Zülfikar Gençtürk, kimdir..
Giriş 18 Mart 2011
PROVOKASYON 'A DİKKAT
Millet olarak en büyük üzüntü kaynağımız şudur ki, bir çok kimse 1922 Yılında ülkemiz bağımsızlığa kavuşunca ilk olarak İslam’ı hedef almaya başladılar, 89 Yıldır devam etmekte, Onları zulme ve tutsaklığa karşı cesaretlendiren İslam inancı unutuldu. Çok acı bir gerçektir bu
Osmanlı Cihan İmparatorluğu, Yaklaşık 6 Asır nasıl ayakta kaldı, Dini İslam’a hizmet etti Yüceltti.Dünyadaki her mücadele ve davanın kendine özgü bir düşünce ve eylem planı vardır. Osmanlı,İslamın fikir planı ve onun uygulama yolunu Peygamberlerin hakkı yaymadaki yöntemlerini uygulamıştır.Toplumunun problemlerini ve hayati sıkıntılarını hangi bölgede olursa olsun, hangi zamanda bulunursa bulunsun hangi türden olursa olsun, çözüm ararken haktan ve adaletten ayrılmamıştır.
Adalet ve Kalkınma Partisi ve Lideri, Başbakanımız sayın Recep Tayyip ERDOĞAN’ın, 3.Kasım 2002 den beri Yönettikleri bu ülkeyi yeryüzünün sevgi, rahmet, yardımlaşma ve huzur beşiği haline getirdiler. Yıkılıcılık ve bozgunculuk hareketlerine karşı liyakat, ehliyet ve yapıcılıkta bugüne kadar iş başına gelen hükümetlerden daha ileri olduklarını ortaya koyarak, bu konudaki başarılarını pratik olarak kanıtladılar,ve her genel seçimde oylarını artırdılar.
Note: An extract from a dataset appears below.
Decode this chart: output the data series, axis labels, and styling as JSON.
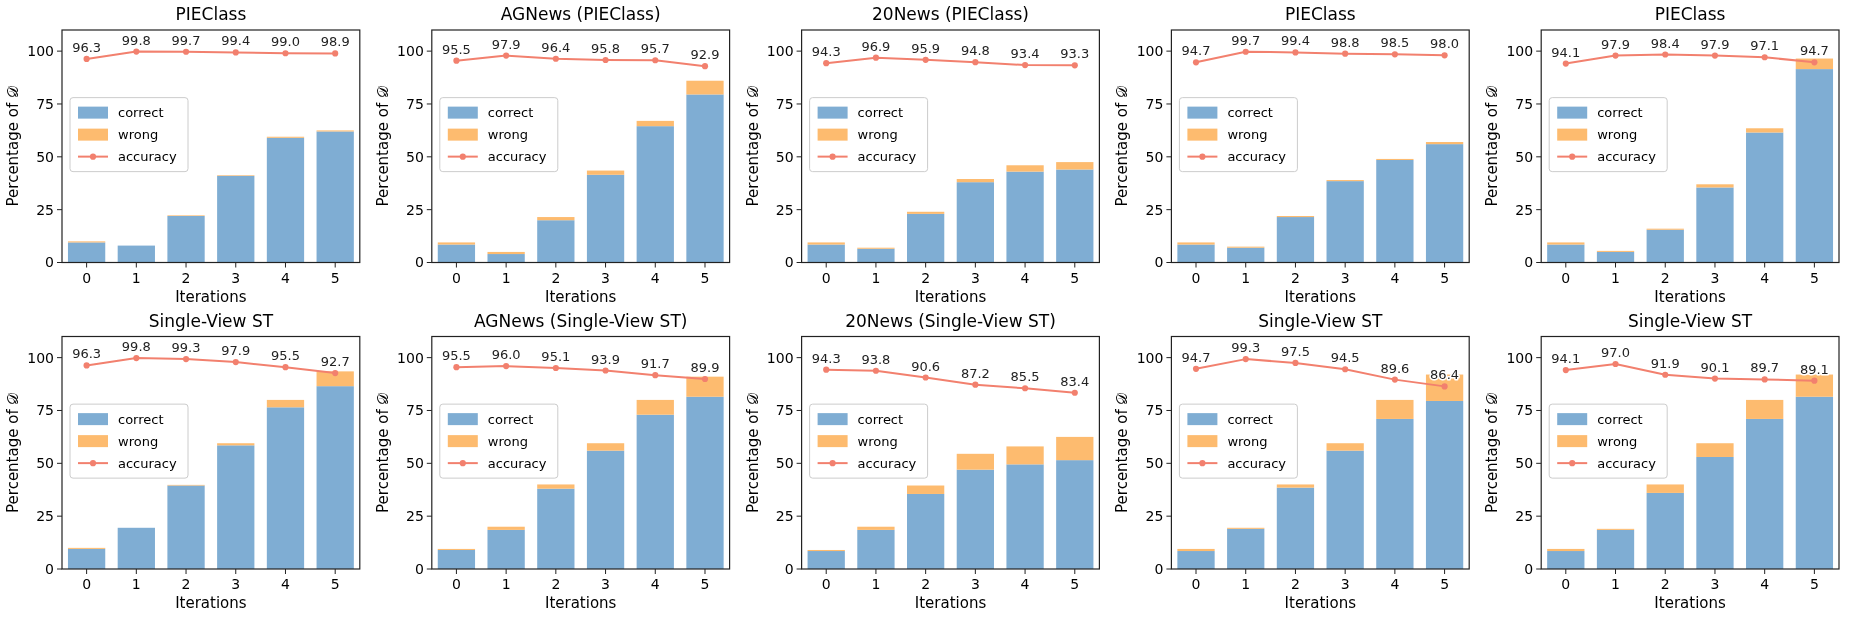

Fakat bu olumlu gidişatı nasıl sekteye uğratırız.
Ülkeyi nasıl kargaşa ortamına sürükleriz, Anayasa değişiklik paketi Mecliste görüşülmeye başladığında, Malum çevreler tarafından düğmeye basıldı, Hükümete karşı çirkin ve alçakça iftira kampanyası başlatılarak, Paketin meclisten geçmemesi ve referanduma gitmemesi için, her türlü engellemeyi yaptılar, başarılı olamadılar.
Şimdi sıra 12 Haziran 2011 deki genel seçimlerde,çünkü 12 Hazirandan sonra oluşacak olan meclis, Kurucu Meclis gibi olacak Yeni anayasa yapacak, bunu önlemek için, Provokasyonlar başladı 04/12/ 2010 günü İstanbul’da TC Başbakanının Rektörlerle yaptığı toplantıyı sabota etme girişimi, 08/12/ 2010 günü Ankara üniversitesi, Celal Bayar, Erzurum ve tüm üniversitelerde yaşananlar, Kıbrıs’ta yaşananlar,
Gerçek olan şu ki, 12 Haziran 2011 Seçimlerinde Ak Parti 367'nin altında kalırsa,bu Muhalefet kesinlikle ihtiyaç olan yeni anayasayı çıkartmaz, 4yıl kısır çekişmelerle dönemini tamamlar,Yeni Anayasa başka bir bahara kalır!
Ana muhalefet Partisi Lideri Kılıçdaroğlu ve bazı sözde aydınlarımız, egemen oldukları ve etki ettikleri, topluluklara fertleri, Gençlere Sokak çatışmaları için çağrıda bulunması. Hakkari Yüksekova, ve Urfa ilimizde polisimize karşı yapılan Provokasyon girişimleri, Bizleri 1940, 60 ve 70,80 li yıllara götürüyor, O yıllarda sokaklara paylaşamayan gençlik, 12 Eylül 80 sabahı, kodeste yaşamlarını birlikte idame ettiler, 1940 ‘lı yıllarda ise Türkçülerin lideri Nihal Atsız hapiste, büyük İslam alimi Allah dostu Bediüzzaman hapiste, koministlerin lideri Nazım Hikmet hapiste, Yıllarca izlediğimiz filmin tekrarı sahnede.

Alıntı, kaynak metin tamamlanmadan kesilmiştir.